Case Study-The Study Part 4
Case Study
Tracking ROI Progress
Where Does Digital Signage Fit?
There’s an old saying in the advertising business, “I know half my budget is wasted, but I don’t know which half.”
When a new medium such as digital signage and its advocates are fighting to break into a world long dominated by broadcast, print, and other traditional media vehicles, metrics really come into play. Advertisers respond to the claims of digital signage partisans by simply saying, “Prove it.”
But in reality, only a few marketers measure their costs on digital signage network installations and identify specific benefits. Many more haven’t been able to precisely measure ROI or can’t isolate the effect of their signage. Some have never really even thought of trying.
“A number of challenges must be overcome before the medium is widely accepted by retailers and marketers alike,” says William F. Gerba, CEO of Wirespring Technologies in Ft. Lauderdale, FL, a provider of digital signage solutions. “The most important, and perhaps the most difficult, is determining the return on investment of the digital signage network.
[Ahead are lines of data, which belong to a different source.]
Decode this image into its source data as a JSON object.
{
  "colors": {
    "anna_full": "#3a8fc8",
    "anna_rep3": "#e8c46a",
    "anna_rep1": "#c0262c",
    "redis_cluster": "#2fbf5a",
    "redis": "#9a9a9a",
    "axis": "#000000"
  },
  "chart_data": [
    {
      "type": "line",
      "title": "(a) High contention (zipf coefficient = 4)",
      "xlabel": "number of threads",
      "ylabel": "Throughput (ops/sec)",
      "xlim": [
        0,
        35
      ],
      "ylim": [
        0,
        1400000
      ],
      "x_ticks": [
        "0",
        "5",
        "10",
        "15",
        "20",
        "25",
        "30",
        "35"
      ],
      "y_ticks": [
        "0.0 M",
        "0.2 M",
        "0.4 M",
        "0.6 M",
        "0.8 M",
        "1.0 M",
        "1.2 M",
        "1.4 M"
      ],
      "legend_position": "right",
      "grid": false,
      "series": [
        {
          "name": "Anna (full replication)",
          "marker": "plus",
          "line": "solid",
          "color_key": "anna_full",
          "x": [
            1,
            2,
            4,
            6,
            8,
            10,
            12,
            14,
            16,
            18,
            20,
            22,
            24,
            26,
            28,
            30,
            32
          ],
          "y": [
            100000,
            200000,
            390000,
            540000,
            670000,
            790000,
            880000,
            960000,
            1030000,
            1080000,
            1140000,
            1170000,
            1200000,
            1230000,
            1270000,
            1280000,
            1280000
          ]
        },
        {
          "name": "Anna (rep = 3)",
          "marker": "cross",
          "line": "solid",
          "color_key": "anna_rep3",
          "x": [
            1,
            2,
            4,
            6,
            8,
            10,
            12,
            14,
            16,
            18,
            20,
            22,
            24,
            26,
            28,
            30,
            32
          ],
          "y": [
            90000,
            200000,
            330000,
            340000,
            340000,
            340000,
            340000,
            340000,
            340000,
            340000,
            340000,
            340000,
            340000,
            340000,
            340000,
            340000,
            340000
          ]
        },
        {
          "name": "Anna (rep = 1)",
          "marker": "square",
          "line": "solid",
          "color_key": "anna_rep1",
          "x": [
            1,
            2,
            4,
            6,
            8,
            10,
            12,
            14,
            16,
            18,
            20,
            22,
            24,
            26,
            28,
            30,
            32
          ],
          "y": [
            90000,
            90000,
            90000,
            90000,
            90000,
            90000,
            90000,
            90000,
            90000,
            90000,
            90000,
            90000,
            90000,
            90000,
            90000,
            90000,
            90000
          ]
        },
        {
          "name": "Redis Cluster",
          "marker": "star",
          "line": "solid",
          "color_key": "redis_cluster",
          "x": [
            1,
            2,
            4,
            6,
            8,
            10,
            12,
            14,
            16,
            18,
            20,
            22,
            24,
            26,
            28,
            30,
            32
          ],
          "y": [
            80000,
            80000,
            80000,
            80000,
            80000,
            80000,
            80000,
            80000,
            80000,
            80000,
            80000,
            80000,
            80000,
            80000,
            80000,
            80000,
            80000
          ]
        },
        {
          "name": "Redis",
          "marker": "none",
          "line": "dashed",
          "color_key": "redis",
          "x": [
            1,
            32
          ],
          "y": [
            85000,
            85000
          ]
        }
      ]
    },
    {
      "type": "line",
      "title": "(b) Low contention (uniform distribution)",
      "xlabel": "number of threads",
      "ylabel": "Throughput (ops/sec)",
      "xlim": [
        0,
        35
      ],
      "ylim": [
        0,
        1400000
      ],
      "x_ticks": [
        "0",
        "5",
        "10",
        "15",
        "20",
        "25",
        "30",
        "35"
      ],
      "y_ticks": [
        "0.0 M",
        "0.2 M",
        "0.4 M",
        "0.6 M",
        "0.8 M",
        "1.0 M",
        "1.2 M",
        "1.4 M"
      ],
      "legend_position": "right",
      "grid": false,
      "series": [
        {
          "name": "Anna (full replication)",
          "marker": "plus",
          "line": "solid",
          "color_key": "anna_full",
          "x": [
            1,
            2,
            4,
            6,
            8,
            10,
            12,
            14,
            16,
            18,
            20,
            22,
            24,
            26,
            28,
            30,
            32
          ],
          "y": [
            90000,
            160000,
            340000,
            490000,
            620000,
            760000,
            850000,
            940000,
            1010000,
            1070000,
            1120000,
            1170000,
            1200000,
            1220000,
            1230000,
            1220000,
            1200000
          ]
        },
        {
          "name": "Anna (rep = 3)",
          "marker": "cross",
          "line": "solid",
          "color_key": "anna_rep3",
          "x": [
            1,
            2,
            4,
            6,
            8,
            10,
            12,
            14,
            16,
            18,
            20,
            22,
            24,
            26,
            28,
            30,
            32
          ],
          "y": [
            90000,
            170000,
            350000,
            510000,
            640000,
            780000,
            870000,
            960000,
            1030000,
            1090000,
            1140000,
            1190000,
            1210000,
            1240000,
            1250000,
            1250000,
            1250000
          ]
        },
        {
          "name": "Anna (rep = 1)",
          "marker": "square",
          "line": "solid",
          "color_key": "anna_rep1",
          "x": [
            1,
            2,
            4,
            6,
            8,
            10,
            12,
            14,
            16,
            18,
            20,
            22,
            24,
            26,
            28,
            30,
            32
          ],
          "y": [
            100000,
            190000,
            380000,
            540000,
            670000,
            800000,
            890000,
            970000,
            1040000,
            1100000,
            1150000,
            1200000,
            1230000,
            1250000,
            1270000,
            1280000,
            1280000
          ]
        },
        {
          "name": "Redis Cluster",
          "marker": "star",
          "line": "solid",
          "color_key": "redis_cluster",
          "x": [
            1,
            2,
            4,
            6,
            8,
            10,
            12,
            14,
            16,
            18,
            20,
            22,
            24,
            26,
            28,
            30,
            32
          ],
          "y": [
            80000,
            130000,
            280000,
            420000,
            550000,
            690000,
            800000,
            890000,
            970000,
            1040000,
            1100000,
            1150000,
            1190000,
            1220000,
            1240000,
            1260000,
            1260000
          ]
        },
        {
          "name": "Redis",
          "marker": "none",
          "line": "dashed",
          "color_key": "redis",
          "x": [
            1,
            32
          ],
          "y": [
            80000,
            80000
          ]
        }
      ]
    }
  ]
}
Without a quick and easy way to calculate ROI, no amount of flash and sparkle is going to save our beloved plasma screens.”
Gerba says digital signage can serve a wide variety of purposes, but adds that without a specific purpose (e.g. drive up same-day sales of loss-leader products or lift cross-sales for circular advertisements), digital signage will never reach its maximum potential. “Purpose drives everything from content format to message to scheduling,” he says. “The really interesting thing is that many networks have been deployed without ever identifying a true purpose, yet many have still been successful at driving sales in some way or other.”